L’Agefi Actifs.- Les taux de crédit immobilier semblent avoir entamé un cycle haussier depuis décembre 2010, qu’en est-il ?

Les taux d'intérêt à moyen et long terme pourraient remonter facilement de 30 à 40 points de base.

L'Agefi Actifs. - Comment s’explique la baisse des taux d'intérêt observée de janvier à août 2010 en France et en Allemagne ?

Nicolas Forest. - L’année 2010 a vu émerger le risque souverain en Europe. En effet, les pays ayant les problèmes budgétaires les plus importants ont beaucoup souffert. Dans le même temps, les grands pays, dont l’Allemagne et la France, ont bien résisté, les investisseurs se focalisant sur les pays aux économies les plus robustes.

Dans les prochains moins, le risque de liquidité sur les petits pays de la zone euro devrait se maintenir. Nous restons donc prudents et défensifs sur les pays périphériques de la zone. Ces derniers ne trouveront certainement pas de solution endogène à leurs problèmes. Dans la première partie de l’année, les investisseurs se tourneront donc toujours en priorité vers les économies les plus fortes.

Est-ce à dire que les taux resteront bas dans ces deux pays ?

- Pas exactement. Leur niveau devrait demeurer contenu, mais il n’est pas exclu qu’il remonte légèrement dans les prochains mois. Ainsi, les taux à moyen et long terme pourraient gagner facilement 30 à 40 points de base dans les trois prochains mois, ce qui amènerait les emprunts à 20 ans français à près de 4 % et les emprunts à 10 ans un peu en dessous de 3,5 %. Cela est dû au fait que les problèmes des pays périphériques de la zone euro devraient déboucher sur des plans d’aide qui pénaliseront les pays qui vont aider les autres, dont la France et l’Allemagne.

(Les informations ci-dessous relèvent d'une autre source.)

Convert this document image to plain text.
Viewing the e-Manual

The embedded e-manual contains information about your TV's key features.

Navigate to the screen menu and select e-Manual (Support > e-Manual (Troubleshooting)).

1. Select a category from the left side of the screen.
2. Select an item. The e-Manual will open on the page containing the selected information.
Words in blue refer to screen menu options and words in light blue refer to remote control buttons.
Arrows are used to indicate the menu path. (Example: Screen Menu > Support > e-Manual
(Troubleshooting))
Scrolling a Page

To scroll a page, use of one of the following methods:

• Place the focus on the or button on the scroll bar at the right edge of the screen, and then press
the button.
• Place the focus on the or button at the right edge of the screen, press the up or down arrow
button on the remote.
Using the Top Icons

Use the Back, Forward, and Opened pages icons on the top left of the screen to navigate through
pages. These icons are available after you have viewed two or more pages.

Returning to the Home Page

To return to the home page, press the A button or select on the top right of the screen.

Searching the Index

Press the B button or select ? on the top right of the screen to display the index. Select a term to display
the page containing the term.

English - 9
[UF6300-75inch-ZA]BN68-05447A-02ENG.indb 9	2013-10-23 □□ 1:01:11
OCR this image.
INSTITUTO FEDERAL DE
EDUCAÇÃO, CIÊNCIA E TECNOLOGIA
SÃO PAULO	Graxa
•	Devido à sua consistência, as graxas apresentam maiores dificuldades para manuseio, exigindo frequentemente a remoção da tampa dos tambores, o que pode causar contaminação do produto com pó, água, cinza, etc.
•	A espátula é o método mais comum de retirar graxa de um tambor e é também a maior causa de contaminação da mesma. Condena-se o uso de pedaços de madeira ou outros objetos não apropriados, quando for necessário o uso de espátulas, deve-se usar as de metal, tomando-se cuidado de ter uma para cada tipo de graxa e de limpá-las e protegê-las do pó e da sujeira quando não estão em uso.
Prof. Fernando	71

L’évolution des taux, en France et en Allemagne, restera donc, quoi qu’il en soit, conditionnée dans les prochains mois par la situation des pays périphériques, mais les phénomènes de fuite vers la qualité (fligh to quality) auront moins d’importance que cela n’a été le cas l’année dernière.

La différence de taux (spreads) entre la France et l’Allemagne pourrait-elle s’accroître ?

- L’année passée, les différences de taux entre la France et l’Allemagne sont restées plutôt stables, même si nous avons pu momentanément voir apparaître quelques tensions. En 2011, cette situation devrait perdurer.

Cependant, en 2012, la situation pourrait devenir plus critique pour la France. Le pays est en effet soumis à un programme de réduction de déficit budgétaire, certes réaliste pour l’année 2011, mais difficile à tenir en 2012, année électorale. Ces inquiétudes ne sont, pour l’heure, pas encore prises en compte par le marché, mais il n’est pas impossible que lorsque cela sera le cas, les taux français augmentent plus rapidement que les taux allemands. Le marché a aujourd’hui une grande confiance dans l’économie française, mais cette situation peut se retourner très vite, d’autant que les agences de notation surveillent de très près les niveaux de déficit de la France.

Finalement, nous n’estimons pas qu’il existe à court terme un très grand risque de remontée violente des taux, mais nous devrions tout de même observer un mouvement de hausse progressif en France qui a déjà commencé et qui continuera ces prochains mois.